TEL AVIV – Ahead of Thursday’s vote on the confirmation of David Friedman as U.S. ambassador to Israel, the president of the World Jewish Congress said the criticism leveled against President Donald Trump’s nominee was “beyond outrageous and really quite wrong.”
In a letter addressed to Republican Senator Bob Corker of Tennessee, chairman of the Senate Foreign Relations Committee, which is set to vote on Friedman’s appointment later in the week, WJC head Ronald S. Lauder said he believed Friedman “would be a tremendous US ambassador to Israel.”
“One might disagree with him [Friedman] on a political point, but that doesn’t mean he is not extremely capable, upstanding, and that the president should have the absolute right to nominate whomever he desires,” Lauder wrote in the letter which was obtained by the Algemeiner.
“I have come to know Mr.
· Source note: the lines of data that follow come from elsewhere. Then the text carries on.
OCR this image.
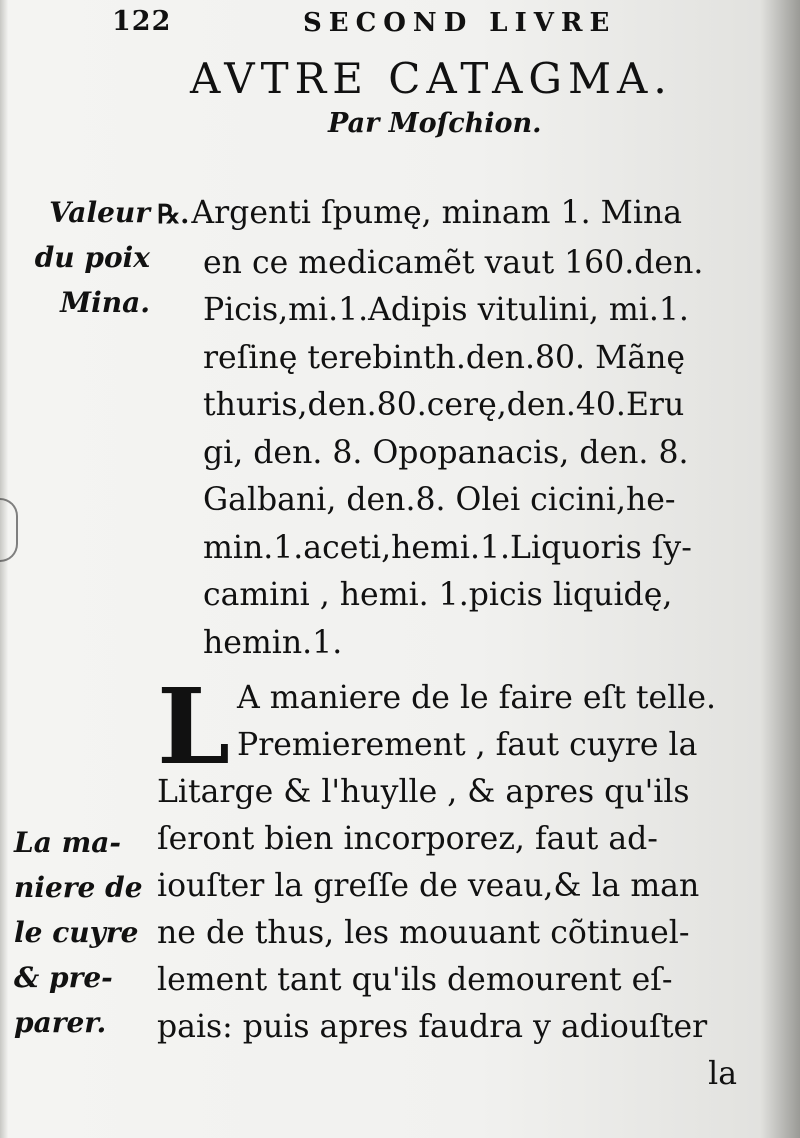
122	SECOND LIVRE
AVTRE CATAGMA.
Par Moſchion.
Valeur
du poix
Mina.
℞.Argenti ſpumę, minam 1. Mina
en ce medicamẽt vaut 160.den.
Picis,mi.1.Adipis vitulini, mi.1.
reſinę terebinth.den.80. Mãnę
thuris,den.80.cerę,den.40.Eru
gi, den. 8. Opopanacis, den. 8.
Galbani, den.8. Olei cicini,he-
min.1.aceti,hemi.1.Liquoris ſy-
camini , hemi. 1.picis liquidę,
hemin.1.
L A maniere de le faire eſt telle.
Premierement , faut cuyre la
Litarge & l'huylle , & apres qu'ils
ſeront bien incorporez, faut ad-
iouſter la greſſe de veau,& la man
ne de thus, les mouuant cõtinuel-
lement tant qu'ils demourent eſ-
pais: puis apres faudra y adiouſter
la
La ma-
niere de
le cuyre
& pre-
parer.
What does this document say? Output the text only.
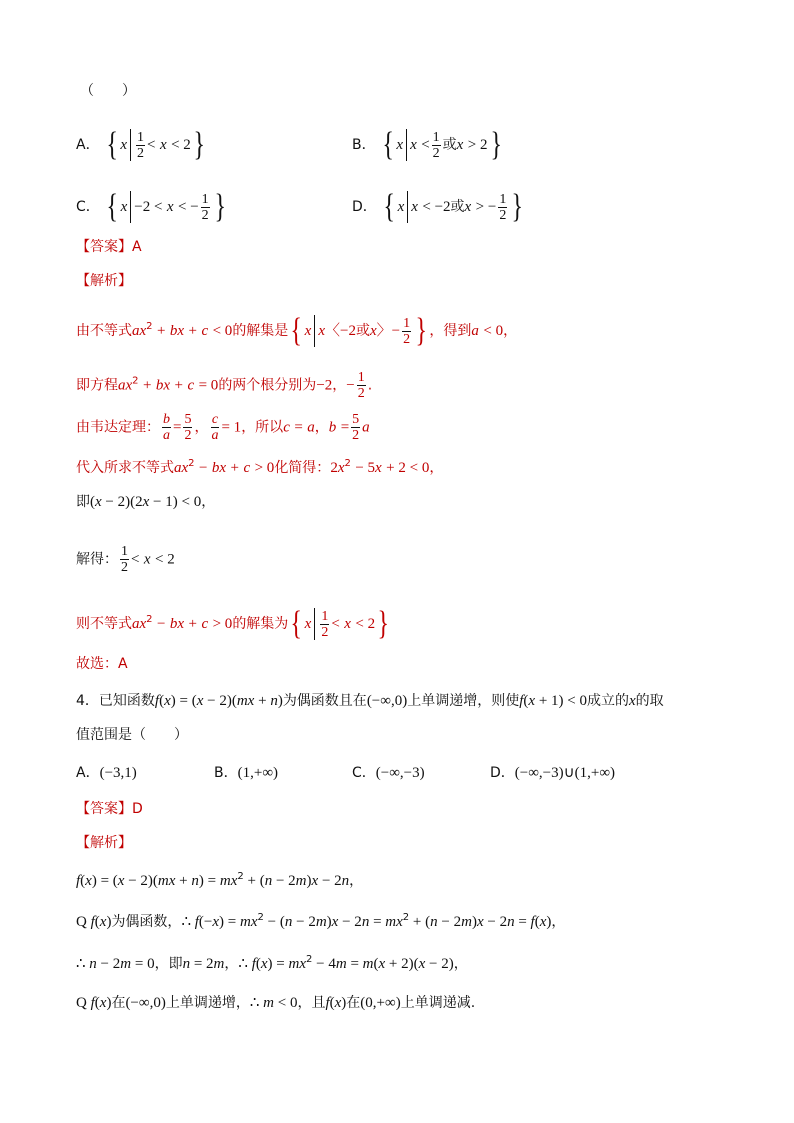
（　　）
A． { x $\frac{1}{2} < x < 2$}	B． { x $x < \frac{1}{2}$ 或x > 2}
C． { x −2 < x < − $\frac{1}{2}$ }	D． { x x < −2或x > − $\frac{1}{2}$ }
【答案】A
【解析】
由不等式$ax^2$ + bx + c < 0的解集是{ x x〈−2或x〉− $\frac{1}{2}$ } ，得到a < 0，
即方程$ax^2$ + bx + c = 0的两个根分别为−2，− $\frac{1}{2}$ .
由韦达定理： $\frac{b}{a} = \frac{5}{2}$ ， $\frac{c}{a} = 1$，所以c = a，$b = \frac{5}{2}$ a
代入所求不等式$ax^2$ − bx + c > 0化简得：$2x^2 - 5x + 2 < 0$，
即(x − 2)(2x − 1) < 0，
解得： $\frac{1}{2} < x < 2$
则不等式$ax^2$ − bx + c > 0的解集为{ x $\frac{1}{2} < x < 2$}
故选：A
4．已知函数f(x) = (x − 2)(mx + n)为偶函数且在(−∞,0)上单调递增，则使f(x + 1) < 0成立的x的取
值范围是（　　）
A．(−3,1)	B．(1,+∞)	C．(−∞,−3)	D．(−∞,−3)∪(1,+∞)
【答案】D
【解析】
$f(x) = (x - 2)(mx + n) = mx^2 + (n - 2m)x - 2n$，
Q f(x)为偶函数，∴ $f(-x) = mx^2 - (n - 2m)x - 2n = mx^2 + (n - 2m)x - 2n = f(x)$，
∴ n − 2m = 0，即n = 2m，∴ $f(x) = mx^2 - 4m = m(x + 2)(x - 2)$，
Q f(x)在(−∞,0)上单调递增，∴ m < 0，且f(x)在(0,+∞)上单调递减.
Friedman over the past few months and I can attest to his brilliance, his honesty, and the strength of his character,” he added.
Corker also received a letter from Michael Siegal, the former chairman of the Jewish Federations of North America (JFNA), expressing his amazement at the “vitriol” directed at Friedman.
Siegal hailed Friedman as “gracious” and “humble,” and said, “I think all people will be quite pleased by the eloquence and determination he will display in representing all of us to the Jewish State of Israel.”
Several Jewish groups have expressed support for Friedman’s appointment, among them the JFNA, the Zionist Organization of America, the Orthodox Union, the American Jewish Congress, the National Council of Young Israel, and the Conference of Presidents of Major American Jewish Organizations.
However, a long list of liberal Jewish groups have slammed Trump’s nominee for his controversial remarks, which include a reference to members of the far-left, George Soros-financed Mideast advocacy group J Street as “kapos” – Jews who collaborated with Nazis.
At his first Senate confirmation hearing in February, Friedman apologized for using “inflammatory language” during the presidential campaign. Friedman, a known supporter of settlements, clarified his stance on the two state solution, saying that while it was the “best possibility for peace” it had failed so far due to Palestinian intransigence.